Fue una respuesta muy
cortante, muy seca. La noble señora no insistió. Justificadas razones la
tranquilizaban. Muchas veces su hijo había
recibido regalos de sus compoblanos para
retribuir su íntegra amistad y las sabrosas cuculas
que nos repartía.
–Préstame un cuchillo cortante
–dijo Manuel–. No te preocupes, yo
despresaré este gallo, necesito agua caliente.
–Pero Ñuquito,
ya es tarde –dijo alcanzando el cuchillo.
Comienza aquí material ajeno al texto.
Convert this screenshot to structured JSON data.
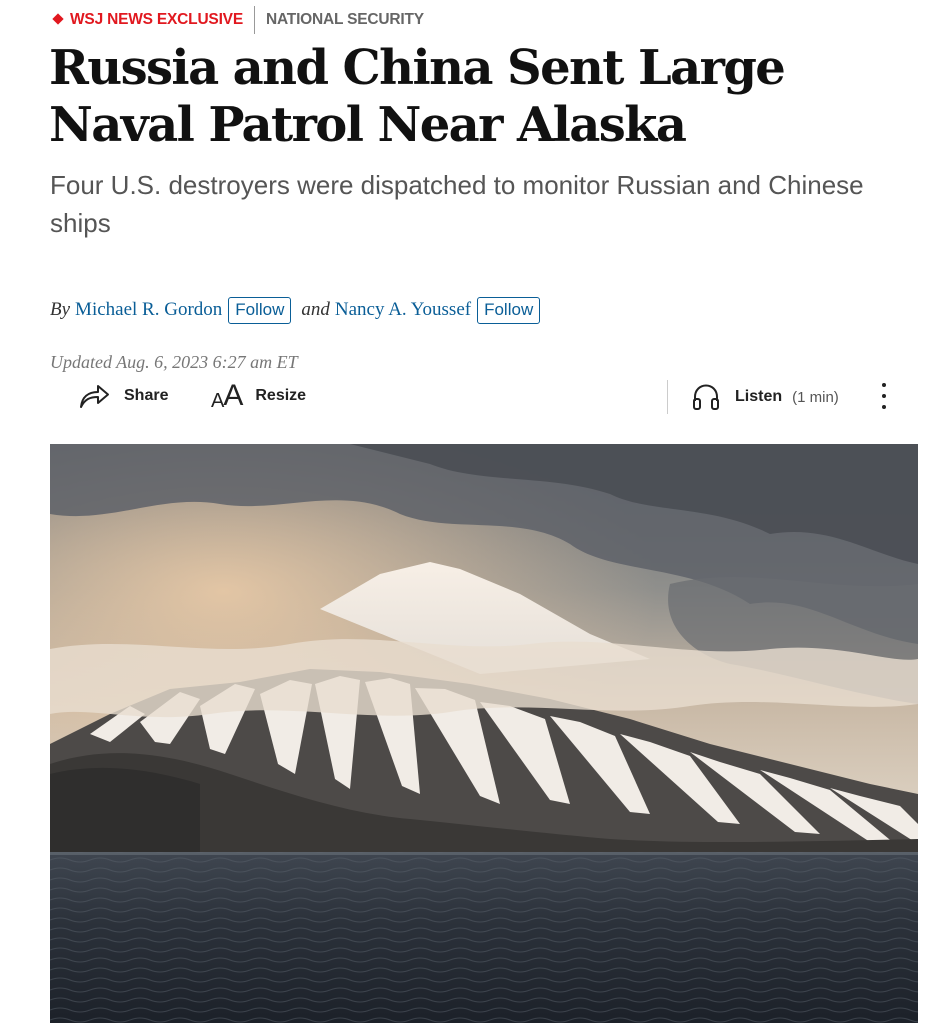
{
  "kicker": {
    "exclusive_label": "WSJ NEWS EXCLUSIVE",
    "section_label": "NATIONAL SECURITY"
  },
  "article": {
    "headline": "Russia and China Sent Large Naval Patrol Near Alaska",
    "dek": "Four U.S. destroyers were dispatched to monitor Russian and Chinese ships"
  },
  "byline": {
    "by_label": "By",
    "and_label": "and",
    "authors": [
      {
        "name": "Michael R. Gordon",
        "follow_label": "Follow"
      },
      {
        "name": "Nancy A. Youssef",
        "follow_label": "Follow"
      }
    ]
  },
  "timestamp": "Updated Aug. 6, 2023 6:27 am ET",
  "toolbar": {
    "share_label": "Share",
    "resize_label": "Resize",
    "listen_label": "Listen",
    "listen_duration": "(1 min)",
    "more_icon": "vertical-ellipsis-icon"
  },
  "hero_image": {
    "subject": "snow-streaked volcano rising above dark sea under clouds"
  },
  "colors": {
    "accent_red": "#e1181f",
    "link_blue": "#0a5e97",
    "headline": "#111111",
    "dek": "#555555",
    "meta": "#777777"
  }
}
–Madre, con dos expertos cocineros,
tú y yo, y abundante leña al fogón, se vence el tiempo
Un exquisito olor emanaba de la
cocina. Entusiasmados comentarios
compartían madre e hijo. Una dicha incontenible desbordaba por sus manos. (Esos
momentos sublimes que doña María León, en su lecho senil, los recordaría años
después con mucha vehemencia).
Manuel salió y, desde
el umbral, llamó a sus hermanos menores. El almuerzo estaba listo. Calle
arriba, la silueta de un vaquero se acercaba y, en cada paso, se notaba el
vaivén de la soga sobre el hombro. Venía compartiendo saludos con los vecinos.
Era Alejo León.
Manuel esperó el paso del primo para
invitarlo a almorzar.
Se sirvieron sendos
platos a la mesa. Alejo se sintió alagado y hasta comprometido al observar la
impresionante presa sobre el humeante arroz con papa, y dijo:
–¡Qué sabroso estofado! –luego agregó–, aquí se nota la sazón, la mano de
la tía…
–Y las mías, primito –dijo Manuel–, porque debes saber que yo también
he preparado el gallo.
–¡Ah! , es gallo… –dijo Alejo.
Manuel escuchó estas
palabras en un gozo escondido que deslizó hacía adentro, partiendo desde sus
labios que aprisionaban las guisadas partes del gallo, hasta llegar a su
estómago.
La conversación fue muy
amena, puesto que recordaron románticas aventuras con angelicales chicas y los
trajinados días tras un venado herido.
Alejo, en un gesto de gratitud y ante tanta atención,
decidió mandar a comprar algunas cervezas para “asentar” el gallo.
Echó mano al bolsillo y sacó dinero. Al instante, el más pequeño cogió una
canasta de carrizo, corrió a la bodega de don Julio y trajo cuatro cervezas y una
Pepsi familiar. Todos festejaron el momento.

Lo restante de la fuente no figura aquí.